ACE’s New E15, Flex Fuel Retailer Roadmap

The biggest question to answer for most petroleum marketers about E15 is how will it help them make more money. This article appears in the October print issue of Ethanol Producer Magazine.
By Ron Lamberty | September 16, 2016

With high-profile convenience store chains announcing the addition of E15 and flex fuels to their traditional fuel slates, other chains and individual station owners increasingly are looking for  information to explain why the big guys are making the move. Until now, the answer they’ve been given usually has been a description of a program that helps pay for new fuel dispensing equipment.
Meanwhile, ethanol supporters have asked (usually in frustration) why any petroleum marketer would pass up new, state-of-the-art dispensers for 25 cents on the dollar. Well, they take a pass because “new pumps” isn’t the business they’re in. They sell fuel and other stuff people buy when they’re getting fuel. 

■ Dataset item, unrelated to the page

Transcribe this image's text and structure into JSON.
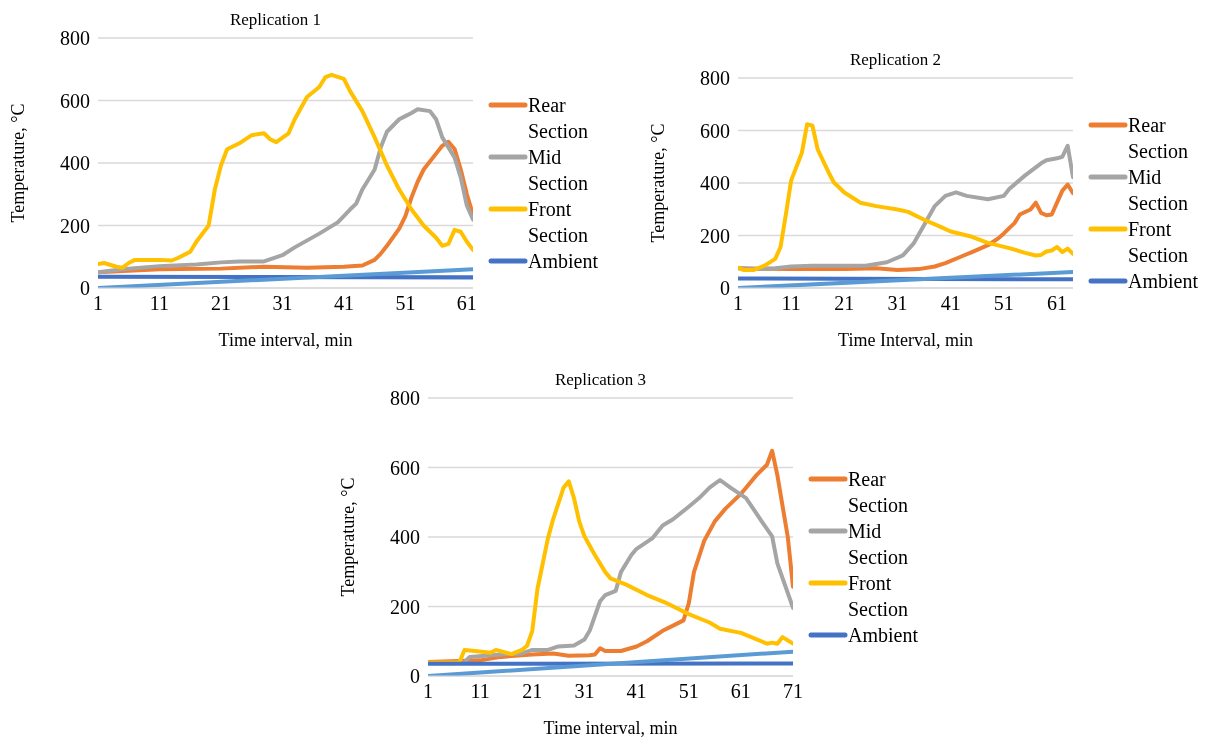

Think about it. Whatever business you’re in, if someone offered to provide you with nearly free new equipment to grow, build or sell a product you’ve never grown, built or sold before, don’t you suppose you’d hesitate, and ask a few questions? Wouldn’t your “sounds too good to be true” alarm be going off?

Ultimately, the question is, “How would this help me make more money?” That’s the question most petroleum marketers eventually ask about E15 and flex fuels. They have many other questions about equipment, permission, customers and demand. But the bottom line is, always, the bottom line.

The American Coalition for Ethanol’s “E15 and Flex Fuel Retailer Roadmap” was created to address those marketer questions. It’s called a roadmap because, unlike a GPS with turn-by-turn instructions, this guide is similar to the maps service stations used to provide for customers. Those roadmaps showed main highways and county roads in each state, with more detailed inset maps of larger cities. After choosing a destination, people would explore different routes to get there. Every retail station owner’s journey is different, and the roadmap is a reference to help identify routes they can take to E15 and flex fuels, if they decide to go there.

The first section addresses the why and why not of new ethanol blends. It compares the E15 and flex-fuel marketplace to common options such as diesel and premium. (Hint: Those options aren’t as common as folks think.) It also provides vehicle warranty info and dispels myths about equipment requirements and liability risks. It also goes through important components of the math of E15 and flex fuels, such as blending economics, octane, increased customer counts and inside sales, and renewable identification number (RIN) credit values.

The back section of the roadmap covers the how-to of adding E15 and flex fuels. Again, not in step-by-step fashion—it’s a general look at E15 and flex-fuel requirements, with instructions on where to find more detailed information. We show how blender dispensers work, cover U.S. EPA and Federal Trade Commission rules on E15 and flex-fuel equipment compatibility, pump labeling, and what it takes to sell legal E15.

Because the single most important factor in successful E15 and flex-fuel retailing is the ability to obtain E85 or E98 at prices that reflect RIN values, the roadmap includes a list of ethanol producers, highlighting those selling E85 or E98, with or without RINs, directly to marketers and retailers.

Finally, the meat of the roadmap is the middle section, with state-by-state vehicle and driver statistics, rules and regulations, financial incentives for retailers and a statistical profile of E15 and flex-fuel availability and opportunity in each state. Those stats are combined to create an informal back-of-the-napkin pro forma for a fictional station in that state that adds E15 and flex fuels and performs as well as average existing E15 and flex-fuel retailers, or up to the level of the highest performing flex-fuel retailers currently in the market. Ultimately, that’s what retailers really want to know before making any switch.